- Born: 20 August 1794 Glasgow, Scotland
- Died: 27 April 1871 (aged 76)
- Education: Military Seminary at Addiscombe
- Occupation: engineer
- Years active: 1810–1839
- Known for: constructing canals in northern India
- Father: Thomas Colvin

= John Colvin (engineer) =

British engineer

Lieutenant-Colonel John Colvin (20 August 1794 – 27 April 1871) was a British engineer who served the East India Company in India, and who is mainly remembered for his role in constructing canals in northern India.

Colvin was born in Glasgow, Scotland, the son of Thomas Colvin, a local merchant. He was one of the first cadets to pass through the East India Company's Military Seminary at Addiscombe, passing his final examination in December 1809; after which he was appointed to the Bengal Engineers in 1810. Over the following 27 years he was principally involved in the construction of canals in northern India.
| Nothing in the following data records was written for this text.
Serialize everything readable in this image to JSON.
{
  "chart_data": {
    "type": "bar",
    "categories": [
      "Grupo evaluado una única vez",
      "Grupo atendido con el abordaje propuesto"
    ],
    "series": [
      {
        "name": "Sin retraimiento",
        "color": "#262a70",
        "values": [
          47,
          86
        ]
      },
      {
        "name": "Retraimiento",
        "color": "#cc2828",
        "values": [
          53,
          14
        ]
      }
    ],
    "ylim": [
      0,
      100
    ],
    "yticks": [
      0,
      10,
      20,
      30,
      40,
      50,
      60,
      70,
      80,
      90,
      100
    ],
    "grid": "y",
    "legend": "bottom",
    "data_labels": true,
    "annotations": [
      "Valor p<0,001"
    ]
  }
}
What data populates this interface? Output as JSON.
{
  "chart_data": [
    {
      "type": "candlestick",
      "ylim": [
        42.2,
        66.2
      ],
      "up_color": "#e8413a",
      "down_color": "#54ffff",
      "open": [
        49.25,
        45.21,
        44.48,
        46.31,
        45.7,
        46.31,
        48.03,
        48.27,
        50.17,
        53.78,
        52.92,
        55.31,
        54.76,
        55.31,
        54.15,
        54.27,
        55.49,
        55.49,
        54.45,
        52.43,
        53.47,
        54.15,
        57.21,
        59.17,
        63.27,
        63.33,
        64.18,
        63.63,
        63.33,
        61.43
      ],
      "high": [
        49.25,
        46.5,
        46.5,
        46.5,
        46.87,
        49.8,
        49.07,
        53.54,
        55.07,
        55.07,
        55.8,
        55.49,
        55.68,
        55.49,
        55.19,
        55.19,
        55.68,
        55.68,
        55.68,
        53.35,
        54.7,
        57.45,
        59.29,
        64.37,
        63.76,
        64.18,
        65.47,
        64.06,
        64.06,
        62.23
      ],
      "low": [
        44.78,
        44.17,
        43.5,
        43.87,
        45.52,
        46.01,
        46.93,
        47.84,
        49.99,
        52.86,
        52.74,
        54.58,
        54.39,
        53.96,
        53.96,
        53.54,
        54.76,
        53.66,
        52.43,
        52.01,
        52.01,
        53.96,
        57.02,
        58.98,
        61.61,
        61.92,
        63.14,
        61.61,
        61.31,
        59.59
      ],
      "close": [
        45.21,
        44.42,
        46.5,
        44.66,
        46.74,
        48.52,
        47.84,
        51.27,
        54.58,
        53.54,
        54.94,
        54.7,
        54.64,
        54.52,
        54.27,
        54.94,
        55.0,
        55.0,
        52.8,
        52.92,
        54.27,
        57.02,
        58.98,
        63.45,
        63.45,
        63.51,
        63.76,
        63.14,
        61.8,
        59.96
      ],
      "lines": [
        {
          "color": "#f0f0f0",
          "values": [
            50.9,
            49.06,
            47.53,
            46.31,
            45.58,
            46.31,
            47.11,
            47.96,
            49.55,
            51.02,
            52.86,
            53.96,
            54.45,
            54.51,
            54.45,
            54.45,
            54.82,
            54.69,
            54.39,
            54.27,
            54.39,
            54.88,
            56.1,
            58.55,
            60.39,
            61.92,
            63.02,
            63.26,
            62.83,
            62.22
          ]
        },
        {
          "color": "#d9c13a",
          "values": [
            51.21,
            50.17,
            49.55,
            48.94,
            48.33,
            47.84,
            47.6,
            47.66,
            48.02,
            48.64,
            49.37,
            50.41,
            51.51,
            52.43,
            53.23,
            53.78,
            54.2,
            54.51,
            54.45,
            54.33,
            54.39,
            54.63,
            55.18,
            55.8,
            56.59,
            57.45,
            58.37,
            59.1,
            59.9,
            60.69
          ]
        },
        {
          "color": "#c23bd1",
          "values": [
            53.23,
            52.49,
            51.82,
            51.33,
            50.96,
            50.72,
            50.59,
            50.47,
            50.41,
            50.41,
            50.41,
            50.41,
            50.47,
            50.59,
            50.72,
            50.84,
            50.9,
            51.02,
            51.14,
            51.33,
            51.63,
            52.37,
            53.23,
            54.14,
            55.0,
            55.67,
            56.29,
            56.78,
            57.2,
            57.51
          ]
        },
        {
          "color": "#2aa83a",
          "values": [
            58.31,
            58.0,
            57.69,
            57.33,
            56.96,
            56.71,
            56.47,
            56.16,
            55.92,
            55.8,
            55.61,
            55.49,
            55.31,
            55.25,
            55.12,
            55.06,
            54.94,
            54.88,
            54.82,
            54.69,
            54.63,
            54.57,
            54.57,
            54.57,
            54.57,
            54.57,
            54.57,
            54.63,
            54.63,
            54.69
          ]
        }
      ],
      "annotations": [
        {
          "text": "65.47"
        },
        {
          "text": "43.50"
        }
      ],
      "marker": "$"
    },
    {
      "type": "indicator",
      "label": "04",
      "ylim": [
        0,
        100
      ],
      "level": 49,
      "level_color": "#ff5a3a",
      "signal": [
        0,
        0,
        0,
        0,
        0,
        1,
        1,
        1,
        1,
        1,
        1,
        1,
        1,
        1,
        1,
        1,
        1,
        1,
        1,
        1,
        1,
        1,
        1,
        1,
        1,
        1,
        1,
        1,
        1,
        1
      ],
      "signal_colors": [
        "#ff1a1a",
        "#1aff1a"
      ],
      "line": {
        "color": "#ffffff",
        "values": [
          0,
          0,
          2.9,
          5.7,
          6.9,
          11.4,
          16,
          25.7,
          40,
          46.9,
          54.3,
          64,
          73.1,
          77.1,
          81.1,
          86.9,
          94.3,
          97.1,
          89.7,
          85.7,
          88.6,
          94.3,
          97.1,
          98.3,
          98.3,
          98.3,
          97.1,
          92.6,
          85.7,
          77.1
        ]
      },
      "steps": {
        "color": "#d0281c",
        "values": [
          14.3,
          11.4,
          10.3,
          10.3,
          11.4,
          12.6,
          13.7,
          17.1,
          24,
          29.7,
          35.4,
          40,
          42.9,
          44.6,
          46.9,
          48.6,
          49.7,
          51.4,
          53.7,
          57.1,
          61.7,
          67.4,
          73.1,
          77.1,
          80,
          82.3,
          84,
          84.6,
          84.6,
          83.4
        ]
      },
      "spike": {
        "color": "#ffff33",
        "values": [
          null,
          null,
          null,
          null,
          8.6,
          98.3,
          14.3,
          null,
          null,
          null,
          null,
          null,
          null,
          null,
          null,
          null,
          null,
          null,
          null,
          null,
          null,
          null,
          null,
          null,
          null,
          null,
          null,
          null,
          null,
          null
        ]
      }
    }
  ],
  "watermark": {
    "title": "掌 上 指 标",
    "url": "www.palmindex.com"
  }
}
He established a reputation as a first class engineer and was appointed superintendent of canals in the Delhi area, and later referred to as the "Father of irrigation in northern India". Colvin became interested in the fossils found in the Siwalik Hills and gave several large donations to the Asiatic Society of Bengal's museum, as well as specimens to museums in Britain. Colvin returned to England in 1838 and married Josephine Puget Baker, the sister of his colleague and friend William Erskine Baker at Ludlow. He was appointed a Companion of the Order of the Bath (CB) in the 1838 Coronation Honours.

Colvin retired in 1839 and became involved in the work of the Ludlow Natural History Society and their museum, as well as serving on local committees, as a magistrate, and as a patron of local good causes such as education.